Prêmio
11 de junho de 2010Para além dos cânones literários, David Grossman é reconhecido por seu engajamento pessoal no movimento "Paz Agora", cuja postura é de crítica ao governo israelense. Desde 1993, o escritor, hoje com 56 anos, é responsável por comentários e colunas regulares acerca dos conflitos que assolam o Oriente Médio.
Entender o pensamento do outro
O júri do Prêmio da Paz, concedido pelo Comércio Livreiro Alemão, salienta que os romances e ensaios de Grossman mantêm uma postura equilibrada e justa frente aos dois lados envolvidos no conflito entre palestinos e israelenses.
"Quando escrevo um texto literário sobre a situação política, tento sempre abarcar toda a situação sob ambas as perspectivas. Não posso contemplar o mundo através de uma ótica estreita. Isso não é fácil, porque, às vezes, você se vê através dos olhos do inimigo. E aí você percebe o quão degenerado você está. Isso nos dá a consciência da deformação do nosso caráter, da nossa sociedade, da nossa nação", descreve o escritor.
Grossman está convencido de ter sido agraciado com o Prêmio da Paz na Alemanha apenas em função de seu último livro, intitulado A mulher foge (tradução brasileira pela Companhia das Letras), história impressionante da personagem Orah sobre seu filho, que participa por vontade própria de uma missão militar na Cisjordânia.

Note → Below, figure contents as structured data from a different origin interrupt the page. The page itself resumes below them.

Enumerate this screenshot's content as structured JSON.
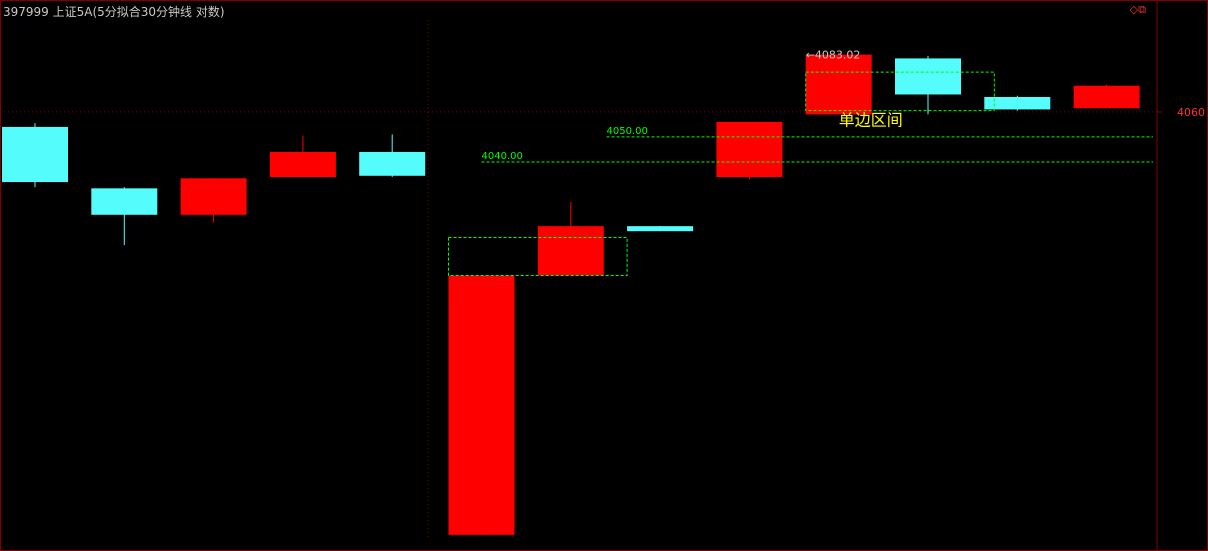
{
  "header": {
    "title": "397999 上证5A(5分拟合30分钟线 对数)",
    "icons": [
      "diamond-icon",
      "restore-window-icon"
    ]
  },
  "colors": {
    "up": "#ff0000",
    "down": "#54fcfc",
    "grid": "#800000",
    "axis_label": "#ff3030",
    "annotation": "#00ff00",
    "region_text": "#ffff00",
    "marker_text": "#c8c8c8"
  },
  "chart_data": {
    "type": "candlestick",
    "title": "397999 上证5A(5分拟合30分钟线 对数)",
    "y_scale": "log",
    "ylim": [
      3889,
      4097
    ],
    "y_ticks": [
      4060
    ],
    "candles": [
      {
        "open": 4054.0,
        "close": 4032.0,
        "high": 4055.5,
        "low": 4030.0
      },
      {
        "open": 4029.5,
        "close": 4019.0,
        "high": 4030.0,
        "low": 4007.0
      },
      {
        "open": 4019.0,
        "close": 4033.5,
        "high": 4033.5,
        "low": 4016.0
      },
      {
        "open": 4034.0,
        "close": 4044.0,
        "high": 4050.5,
        "low": 4034.0
      },
      {
        "open": 4044.0,
        "close": 4034.5,
        "high": 4051.0,
        "low": 4034.0
      },
      {
        "open": 3894.05,
        "close": 3995.0,
        "high": 3995.0,
        "low": 3894.05
      },
      {
        "open": 3995.0,
        "close": 4014.5,
        "high": 4024.0,
        "low": 3995.0
      },
      {
        "open": 4014.5,
        "close": 4012.5,
        "high": 4014.5,
        "low": 4012.5
      },
      {
        "open": 4034.0,
        "close": 4056.0,
        "high": 4056.0,
        "low": 4033.0
      },
      {
        "open": 4059.0,
        "close": 4083.02,
        "high": 4083.02,
        "low": 4059.0
      },
      {
        "open": 4081.5,
        "close": 4067.0,
        "high": 4082.5,
        "low": 4059.0
      },
      {
        "open": 4066.0,
        "close": 4061.0,
        "high": 4066.5,
        "low": 4060.5
      },
      {
        "open": 4061.5,
        "close": 4070.5,
        "high": 4071.0,
        "low": 4061.5
      }
    ],
    "annotations": {
      "high_marker": "4083.02",
      "low_marker": "3894.05",
      "levels": [
        {
          "value": 4050.0,
          "label": "4050.00"
        },
        {
          "value": 4040.0,
          "label": "4040.00"
        }
      ],
      "region_label": "单边区间",
      "box1": {
        "from_candle": 5,
        "to_candle": 7,
        "top": 4010.0,
        "bottom": 3995.0
      },
      "box2": {
        "from_candle": 9,
        "to_candle": 11,
        "top": 4076.0,
        "bottom": 4060.5
      }
    }
  }
}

A mãe, na narrativa, tem esperanças de poder evitar o destino trágico do filho ou, caso algo fatal aconteça, de que a notícia da morte não chegue até ela. O livro, considerado um protesto literário contra a guerra, mostra como o destino das pessoas está intimamente ligado à política em Israel.
Dar voz à vida em comum
Grossman, também considerado um dos jornalistas mais influentes de seu país, tornou-se conhecido internacionalmente em 1988 pela publicação de uma série de reportagens intitulada O vento amarelo, sobre as relações entre israelenses e árabes, e por ter se negado a aceitar que ali fossem censurados seus relatos sobre a declaração de independência dos palestinos.
Em consequência disso, Grossman foi demitido sumariamente e trabalha desde então como escritor autônomo, concentrando-se em seus romances e livros infantis. Seus temas giram muitas vezes em torno das interseções entre a política e os destinos pessoais e do medo das consequências das divergências políticas para a própria existência.
Em seus ensaios, o escritor continua reagindo aos acontecimentos atuais, muitos deles permeados pela violência, como os conflitos recentes na costa da Faixa de Gaza. "A impressão imediata é a de que as chances de paz são mínimas. As pessoas são muito hostis e desconfiadas, elas suspeitam absolutamente umas das outras. Mas a história mostra que até os piores inimigos no fim podem selar a paz", acredita Grossman.
Força da literatura?
O escritor diz que se mantém "realista" frente à dúvida quanto à força de seus livros. "É claro que não acredito que, quando escrevo um artigo sobre a paz, na manhã seguinte o Benjamin Netanyahu vai sair correndo e selar a paz. Mas estou convencido de que formulo algumas coisas de uma forma que muita gente não formularia. E espero que as pessoas se comovam com isso e não voltem a seus clichês de costume", diz Grossman.
Pelo menos o sucesso literário já lhe dá razão. Os romances, ensaios, contos e livros infantis do escritor foram traduzidos para mais de 30 idiomas e receberam várias premiações, entre estas os prêmios Nelly-Sachs, Manès Sperber e Irmãos Scholl.
O Prêmio do Comércio Livreiro Alemão será entregue a Grossman no próximo 10 de outubro, em cerimônia que tradicionalmente encerra a Feira do Livro de Frankfurt.